Dad never understood where I was going in life. I wanted to be a professor of film history in criticism at the university level. One day, I made the mistake of calling the profession “cinematology.” Ever afterward, Dad pronounced it as if I had said “cosmetology.”

Although Dan was more like Dad in being an athlete, Dad was harder on him. When Dan was at Macalaster College in St. Paul, Minnesota, he took some time off to travel around Europe and North Africa, thus delaying getting his college diploma. (He did eventually, but Dad kept riding him for his gap year.)

I like the above picture. It shows a normal family in which all the stresses are carefully kept hidden. But the fold lines over time come out as if they were fault lines along which our family could fracture.

Fortunately, it never did.

 

The Storyteller

How to Raise a Literate Child

How to Raise a Literate Child

This is my mother within a year or two of my birth. When I see her wave at the camera, I almost feel as if it were a cheery wave at me from another world.

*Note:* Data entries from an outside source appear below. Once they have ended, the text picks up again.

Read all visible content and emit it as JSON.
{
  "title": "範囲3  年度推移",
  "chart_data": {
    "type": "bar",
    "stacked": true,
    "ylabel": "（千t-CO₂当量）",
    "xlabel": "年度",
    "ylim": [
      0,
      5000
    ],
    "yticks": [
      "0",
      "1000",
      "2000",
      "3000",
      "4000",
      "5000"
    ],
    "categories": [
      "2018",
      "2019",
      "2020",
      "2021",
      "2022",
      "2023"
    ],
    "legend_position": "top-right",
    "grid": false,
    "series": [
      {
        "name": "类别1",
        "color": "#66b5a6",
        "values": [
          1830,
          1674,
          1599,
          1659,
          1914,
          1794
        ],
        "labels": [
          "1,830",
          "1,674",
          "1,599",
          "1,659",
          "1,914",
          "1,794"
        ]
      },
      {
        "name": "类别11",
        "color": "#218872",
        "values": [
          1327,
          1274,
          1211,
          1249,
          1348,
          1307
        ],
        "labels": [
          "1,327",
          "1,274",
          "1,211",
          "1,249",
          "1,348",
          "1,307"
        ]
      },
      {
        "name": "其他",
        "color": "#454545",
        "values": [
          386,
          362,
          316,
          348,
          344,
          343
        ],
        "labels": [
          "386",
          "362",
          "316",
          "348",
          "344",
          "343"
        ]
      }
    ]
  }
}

There are many things that went into the making of a strange person such as myself. What my mother contributed, other than unstinting love over five decades. were all the stories.

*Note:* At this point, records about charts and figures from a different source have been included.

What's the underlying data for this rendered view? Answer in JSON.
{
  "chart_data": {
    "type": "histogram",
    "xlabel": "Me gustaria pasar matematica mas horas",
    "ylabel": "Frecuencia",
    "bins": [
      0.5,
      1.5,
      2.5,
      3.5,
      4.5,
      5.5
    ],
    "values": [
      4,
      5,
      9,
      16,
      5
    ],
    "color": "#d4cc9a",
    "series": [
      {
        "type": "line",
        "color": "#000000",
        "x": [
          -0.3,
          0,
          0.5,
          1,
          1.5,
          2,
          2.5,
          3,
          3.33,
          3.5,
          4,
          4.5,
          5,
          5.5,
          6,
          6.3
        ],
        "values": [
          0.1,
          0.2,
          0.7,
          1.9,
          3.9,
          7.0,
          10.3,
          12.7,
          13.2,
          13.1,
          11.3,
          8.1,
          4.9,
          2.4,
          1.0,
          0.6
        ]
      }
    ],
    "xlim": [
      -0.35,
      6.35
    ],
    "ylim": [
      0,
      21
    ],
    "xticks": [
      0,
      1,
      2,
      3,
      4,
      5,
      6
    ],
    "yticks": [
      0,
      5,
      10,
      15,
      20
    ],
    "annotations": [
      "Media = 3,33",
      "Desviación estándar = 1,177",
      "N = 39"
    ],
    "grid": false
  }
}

First, as I was a little toddler lying in my crib at 2814 East 120th Street were the stories she made up herself. They were wonderful stories, and they were all in Hungarian. They all took place in a sötét erdö (a dark forest) and featured a tündérlány (fairy princess) who helped a little boy overcome all manner of ogres and other baddies.

When Mom was tired or her inventiveness wasn’t sufficient to satisfy my little inquiring mind, she picked up some children’s books at the library on East 116th Street and read them to me, first translating them into Hungarian. One of the first stories was a book that is still available today: The King’s Stilts by Dr. Seuss. I will never forget the picture of the king’s realm surrounded on all sides by tall levees and the encroaching water. (I still have a copy of the book, which I found on eBay and treasure.)

Then, when I started going to school, and my parents realized that Mrs. Idell and her colleagues had no idea how to teach a little Hungarian boy the English language, my parents decided to buy a house on East 176th Street in the Lee-Harvard area of Cleveland. Also, by that time, I had a little brother; and our apartment on East 120th Street just wasn’t big enough any more.

Sophie Paris was gifted with a fertile imagination. When she wanted to get a job as an Occupational Therapy Assistant (O.T.A.), she had to provide the name of the college she attended. Without any hesitation, she declared herself an alumna of the University of Hakapeszik in Budapest. A rough translation of Hakapeszik would be, “If s/he can get his/her hands on any food, he/she’ll eat.”

You see, Hungarian doesn’t have any gender-specific pronouns. Other than context, there is no way of telling whether he, she, or it is intended.

But that is a story for another day.